Pegues had been married only a short time, and the train journey was undertaken to engage housing before the couple’s planned move to Longview. He spoke of the change as “removing to th city.”

In those days the locomotives were wood-burners forced to make frequent stops along the track to take on new loads of pine knots and other wood fuel.

“Shortly after the Southern Pacific entered Longview,” Pegues noted, “enterprising residents opened 32 saloons and the town underwent its first ‘boom’ type of growth.”

Thie pioneering railroad, now the Texas & Pacific, was soon serving Longview with several regularly scheduled runs. Two additional competitors, the International & Great Northern and the Santa Fe, soon made the city a major railroad center.

The Pegues family started westward from Mississippi in 1849, the year of the famous California gold rush. They settled near Kilgore, near what was then Rusk County, when Pegues was a small boy.
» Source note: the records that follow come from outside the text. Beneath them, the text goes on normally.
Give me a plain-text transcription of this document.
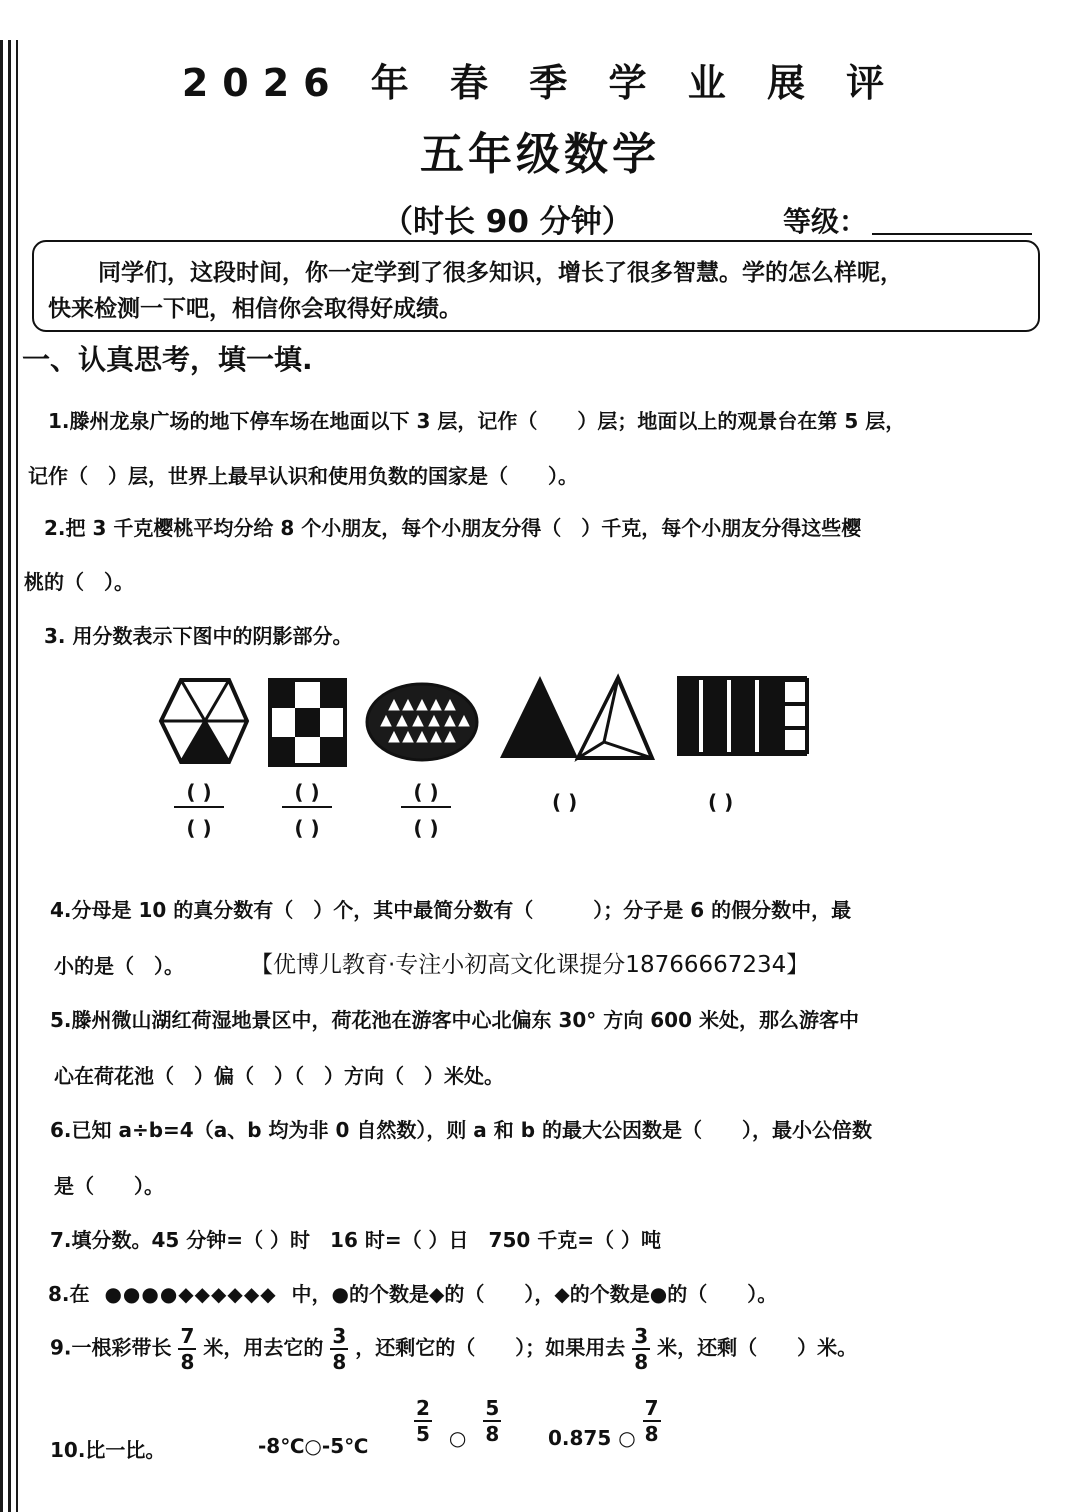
2026 年 春 季 学 业 展 评
五年级数学
（时长 90 分钟）	等级：
同学们，这段时间，你一定学到了很多知识，增长了很多智慧。学的怎么样呢，
快来检测一下吧，相信你会取得好成绩。
一、认真思考，填一填.
1.滕州龙泉广场的地下停车场在地面以下 3 层，记作（　　）层；地面以上的观景台在第 5 层，
记作（　）层，世界上最早认识和使用负数的国家是（　　）。
2.把 3 千克樱桃平均分给 8 个小朋友，每个小朋友分得（　）千克，每个小朋友分得这些樱
桃的（　）。
3. 用分数表示下图中的阴影部分。
( )
( )
( )
( )
( )
( )
( )	( )
4.分母是 10 的真分数有（　）个，其中最简分数有（　　　）；分子是 6 的假分数中，最
小的是（　）。	【优博儿教育·专注小初高文化课提分18766667234】
5.滕州微山湖红荷湿地景区中，荷花池在游客中心北偏东 30° 方向 600 米处，那么游客中
心在荷花池（　）偏（　）（　）方向（　）米处。
6.已知 a÷b=4（a、b 均为非 0 自然数），则 a 和 b 的最大公因数是（　　），最小公倍数
是（　　）。
7.填分数。45 分钟=（ ）时　16 时=（ ）日　750 千克=（ ）吨
8.在 ●●●●◆◆◆◆◆◆ 中，●的个数是◆的（　　），◆的个数是●的（　　）。
9.一根彩带长 $\frac{7}{8}$ 米，用去它的 $\frac{3}{8}$ ，还剩它的（　　）；如果用去 $\frac{3}{8}$ 米，还剩（　　）米。
10.比一比。	-8℃○-5℃
$\frac{2}{5}$ ○ $\frac{5}{8} 0.875$ ○ $\frac{7}{8}$
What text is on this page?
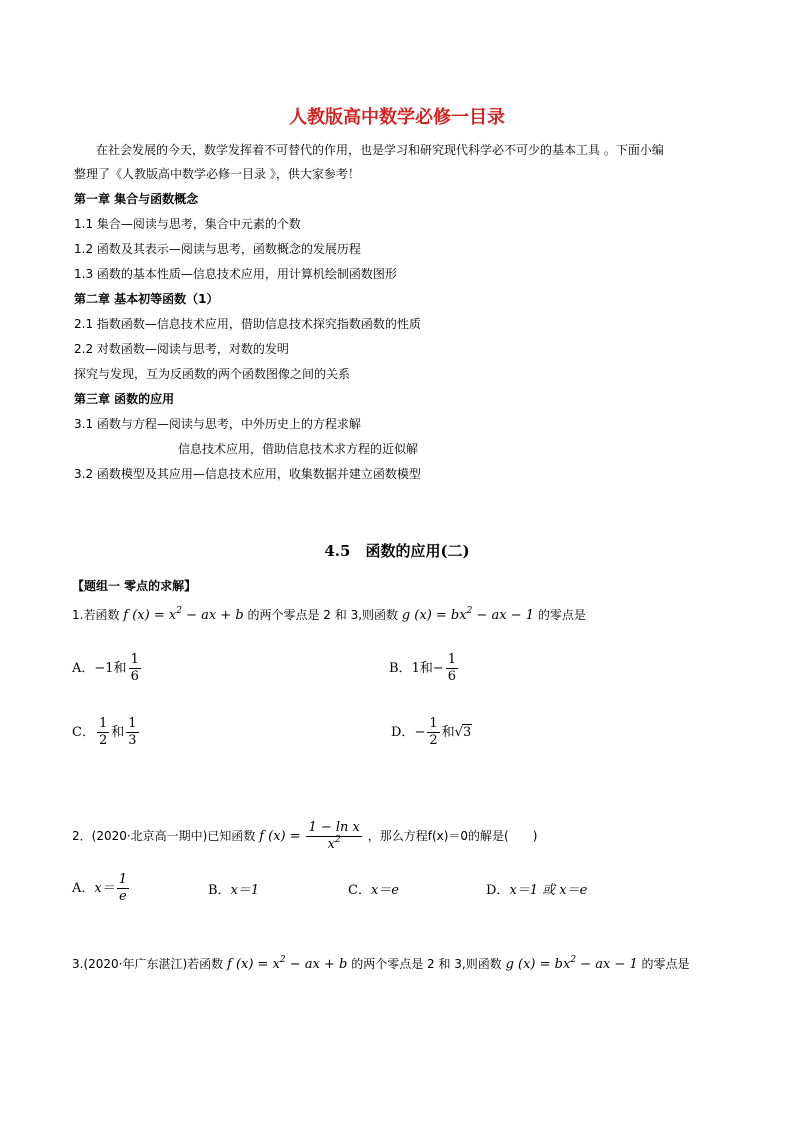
人教版高中数学必修一目录
在社会发展的今天，数学发挥着不可替代的作用，也是学习和研究现代科学必不可少的基本工具 。下面小编
整理了《人教版高中数学必修一目录 》，供大家参考！
第一章 集合与函数概念
1.1 集合—阅读与思考，集合中元素的个数
1.2 函数及其表示—阅读与思考，函数概念的发展历程
1.3 函数的基本性质—信息技术应用，用计算机绘制函数图形
第二章 基本初等函数（1）
2.1 指数函数—信息技术应用，借助信息技术探究指数函数的性质
2.2 对数函数—阅读与思考，对数的发明
探究与发现，互为反函数的两个函数图像之间的关系
第三章 函数的应用
3.1 函数与方程—阅读与思考，中外历史上的方程求解
信息技术应用，借助信息技术求方程的近似解
3.2 函数模型及其应用—信息技术应用，收集数据并建立函数模型
4.5　函数的应用(二)
【题组一 零点的求解】
1.若函数 f $(x) = x^2$ − ax + b 的两个零点是 2 和 3,则函数 g $(x) = bx^2$ − ax − 1 的零点是
A．−1和 $\frac{1}{6}$	B．1和− $\frac{1}{6}$
C． $\frac{1}{2}$ 和 $\frac{1}{3}$	D．− $\frac{1}{2}$ 和√3
2．(2020·北京高一期中)已知函数 f $(x) = \frac{\text{1 − ln x}}{x^2}$ ，那么方程f(x)＝0的解是(　　)
A．$x= \frac{1}{e}$	B．x＝1	C．x＝e	D．x＝1 或 x＝e
3.(2020·年广东湛江)若函数 f $(x) = x^2$ − ax + b 的两个零点是 2 和 3,则函数 g $(x) = bx^2$ − ax − 1 的零点是
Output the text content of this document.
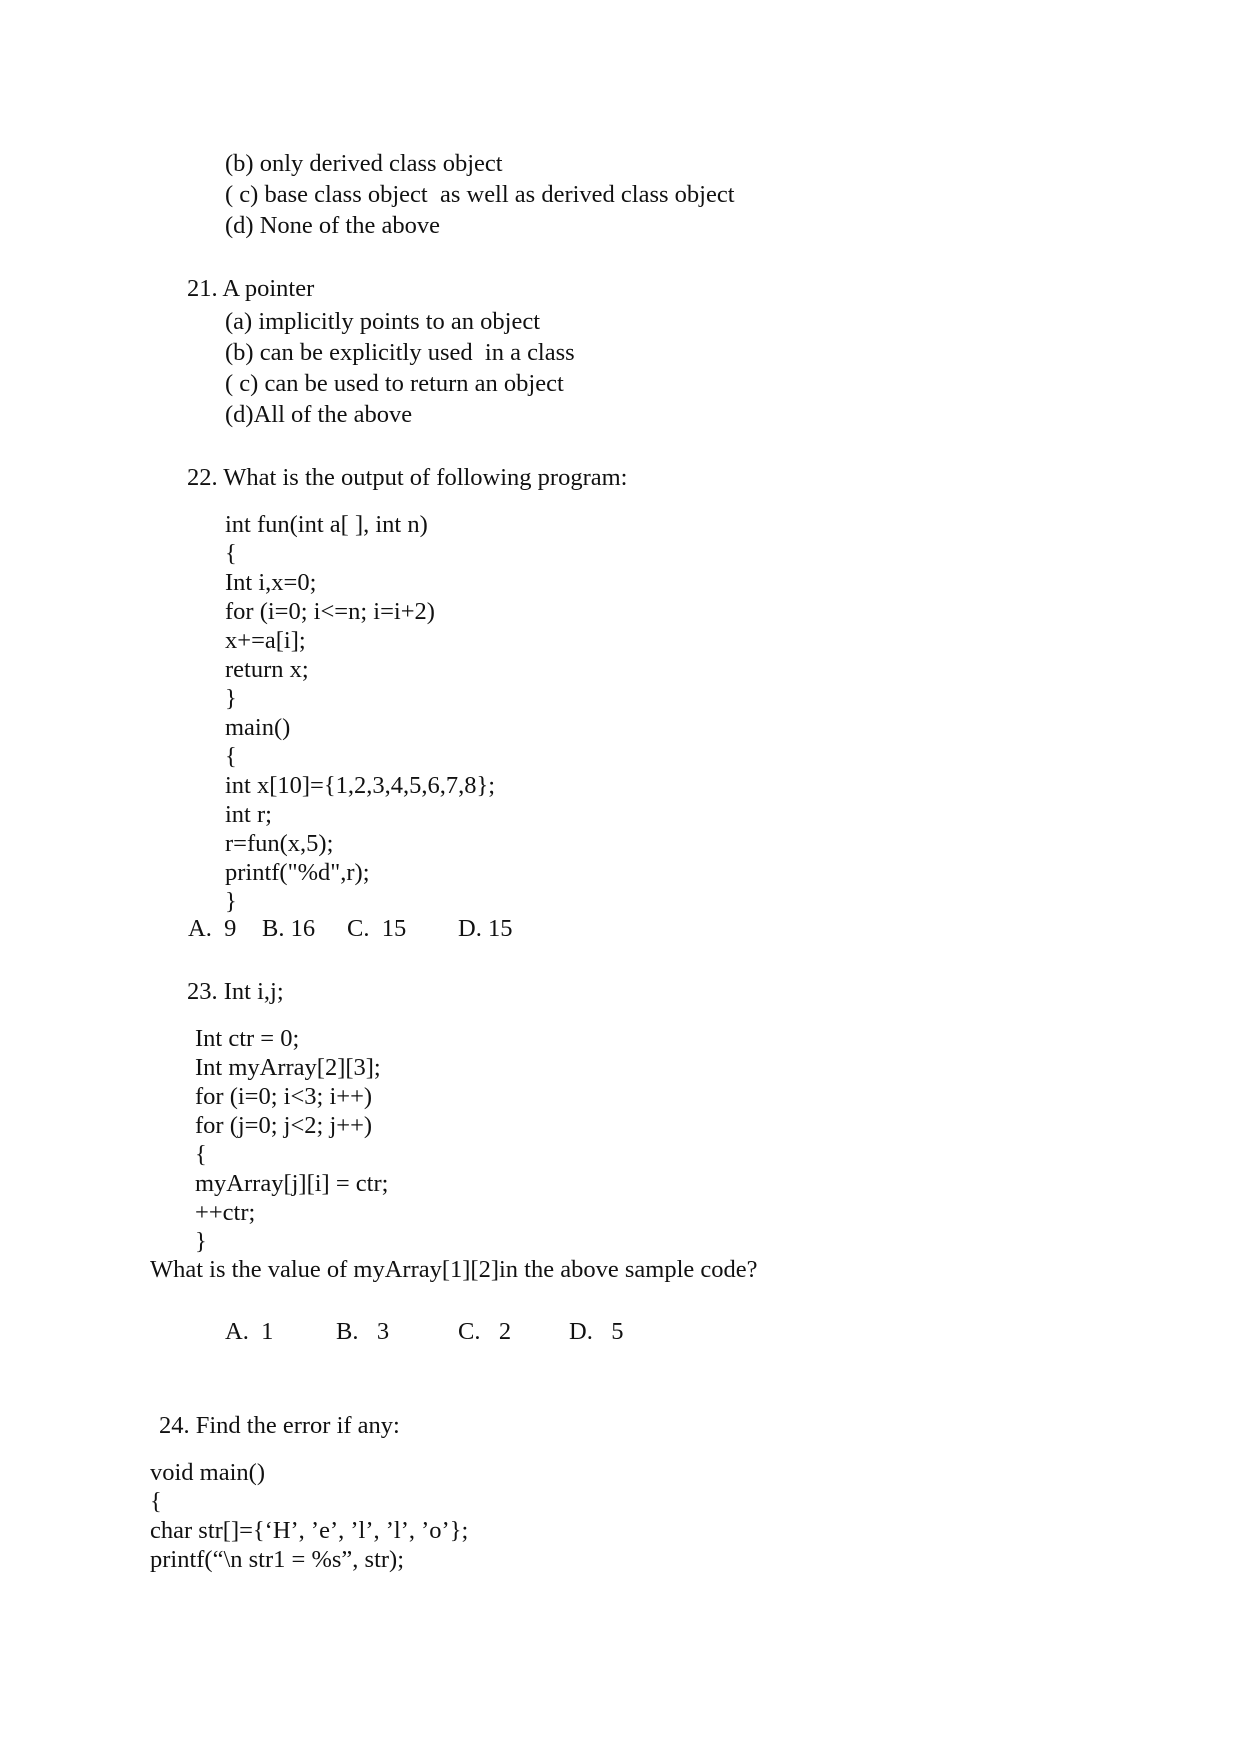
(b) only derived class object

( c) base class object  as well as derived class object

(d) None of the above

21. A pointer

(a) implicitly points to an object

(b) can be explicitly used  in a class

( c) can be used to return an object

(d)All of the above

22. What is the output of following program:

int fun(int a[ ], int n)

{

Int i,x=0;

for (i=0; i<=n; i=i+2)

x+=a[i];

return x;

}

main()

{

int x[10]={1,2,3,4,5,6,7,8};

int r;

r=fun(x,5);

printf("%d",r);

}

A.  9 B. 16 C.  15 D. 15

23. Int i,j;

Int ctr = 0;

Int myArray[2][3];

for (i=0; i<3; i++)

for (j=0; j<2; j++)

{

myArray[j][i] = ctr;

++ctr;

}

What is the value of myArray[1][2]in the above sample code?

A.  1	B.   3	C.   2 D.   5

24. Find the error if any:

void main()

{

char str[]={‘H’, ’e’, ’l’, ’l’, ’o’};

printf(“\n str1 = %s”, str);
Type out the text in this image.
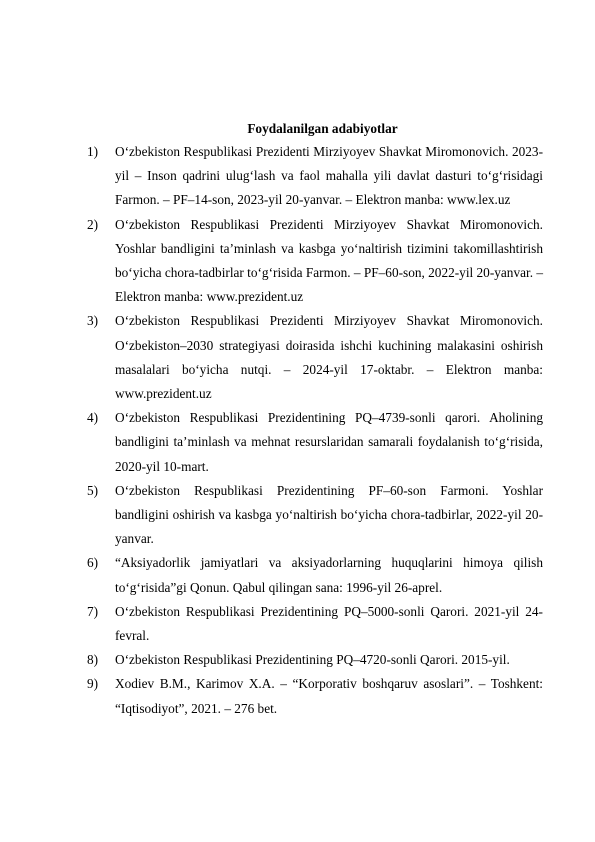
Foydalanilgan adabiyotlar
1) O‘zbekiston Respublikasi Prezidenti Mirziyoyev Shavkat Miromonovich. 2023-yil – Inson qadrini ulug‘lash va faol mahalla yili davlat dasturi to‘g‘risidagi Farmon. – PF–14-son, 2023-yil 20-yanvar. – Elektron manba: www.lex.uz
2) O‘zbekiston Respublikasi Prezidenti Mirziyoyev Shavkat Miromonovich. Yoshlar bandligini ta’minlash va kasbga yo‘naltirish tizimini takomillashtirish bo‘yicha chora-tadbirlar to‘g‘risida Farmon. – PF–60-son, 2022-yil 20-yanvar. – Elektron manba: www.prezident.uz
3) O‘zbekiston Respublikasi Prezidenti Mirziyoyev Shavkat Miromonovich. O‘zbekiston–2030 strategiyasi doirasida ishchi kuchining malakasini oshirish masalalari bo‘yicha nutqi. – 2024-yil 17-oktabr. – Elektron manba: www.prezident.uz
4) O‘zbekiston Respublikasi Prezidentining PQ–4739-sonli qarori. Aholining bandligini ta’minlash va mehnat resurslaridan samarali foydalanish to‘g‘risida, 2020-yil 10-mart.
5) O‘zbekiston Respublikasi Prezidentining PF–60-son Farmoni. Yoshlar bandligini oshirish va kasbga yo‘naltirish bo‘yicha chora-tadbirlar, 2022-yil 20-yanvar.
6) “Aksiyadorlik jamiyatlari va aksiyadorlarning huquqlarini himoya qilish to‘g‘risida”gi Qonun. Qabul qilingan sana: 1996-yil 26-aprel.
7) O‘zbekiston Respublikasi Prezidentining PQ–5000-sonli Qarori. 2021-yil 24-fevral.
8) O‘zbekiston Respublikasi Prezidentining PQ–4720-sonli Qarori. 2015-yil.
9) Xodiev B.M., Karimov X.A. – “Korporativ boshqaruv asoslari”. – Toshkent: “Iqtisodiyot”, 2021. – 276 bet.
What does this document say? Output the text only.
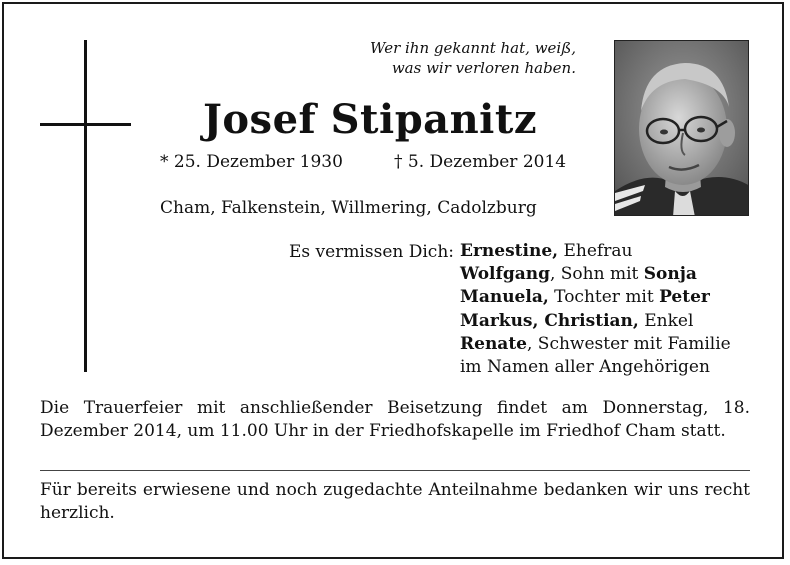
Wer ihn gekannt hat, weiß,
was wir verloren haben.
Josef Stipanitz
* 25. Dezember 1930	† 5. Dezember 2014
Cham, Falkenstein, Willmering, Cadolzburg
Es vermissen Dich: Ernestine, Ehefrau
Wolfgang, Sohn mit Sonja
Manuela, Tochter mit Peter
Markus, Christian, Enkel
Renate, Schwester mit Familie
im Namen aller Angehörigen
Die Trauerfeier mit anschließender Beisetzung findet am Donnerstag, 18. Dezember 2014, um 11.00 Uhr in der Friedhofskapelle im Friedhof Cham statt.
Für bereits erwiesene und noch zugedachte Anteilnahme bedanken wir uns recht herzlich.
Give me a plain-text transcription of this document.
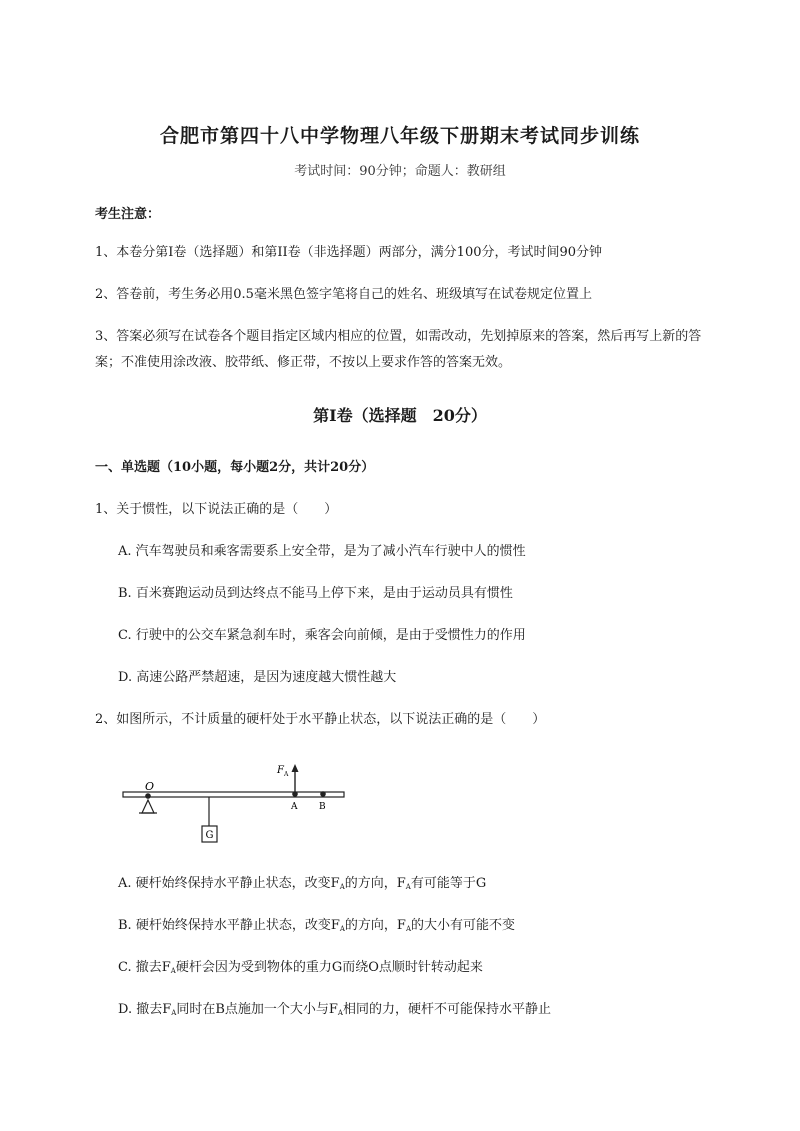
合肥市第四十八中学物理八年级下册期末考试同步训练
考试时间：90分钟；命题人：教研组
考生注意：
1、本卷分第I卷（选择题）和第II卷（非选择题）两部分，满分100分，考试时间90分钟
2、答卷前，考生务必用0.5毫米黑色签字笔将自己的姓名、班级填写在试卷规定位置上
3、答案必须写在试卷各个题目指定区域内相应的位置，如需改动，先划掉原来的答案，然后再写上新的答案；不准使用涂改液、胶带纸、修正带，不按以上要求作答的答案无效。
第I卷（选择题　20分）
一、单选题（10小题，每小题2分，共计20分）
1、关于惯性，以下说法正确的是（　　）
A. 汽车驾驶员和乘客需要系上安全带，是为了减小汽车行驶中人的惯性
B. 百米赛跑运动员到达终点不能马上停下来，是由于运动员具有惯性
C. 行驶中的公交车紧急刹车时，乘客会向前倾，是由于受惯性力的作用
D. 高速公路严禁超速，是因为速度越大惯性越大
2、如图所示，不计质量的硬杆处于水平静止状态，以下说法正确的是（　　）
O
G
F A
A B
A. 硬杆始终保持水平静止状态，改变$F_A$的方向，$F_A$有可能等于G
B. 硬杆始终保持水平静止状态，改变$F_A$的方向，$F_A$的大小有可能不变
C. 撤去$F_A$硬杆会因为受到物体的重力G而绕O点顺时针转动起来
D. 撤去$F_A$同时在B点施加一个大小与$F_A$相同的力，硬杆不可能保持水平静止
The family remembers a humorous incident in connection with the days when the county seat for most of this area later carved from Upshur County was at Gilmer.

“A man had been killed,” Pegues recalled, “and the nearest law official was Just of the Peace ‘Squire’ Pain, a bailiff, living six miles north of Longview near Lake Devernia.

“When the squire was asked to come and hold an inquest he said he was planting corn and too busy to come. He did promise, however, to come in two or three days if it was convenient.”

Pegues, the first Longview postmaster, was also an active stockman and merchant before his death in 1937.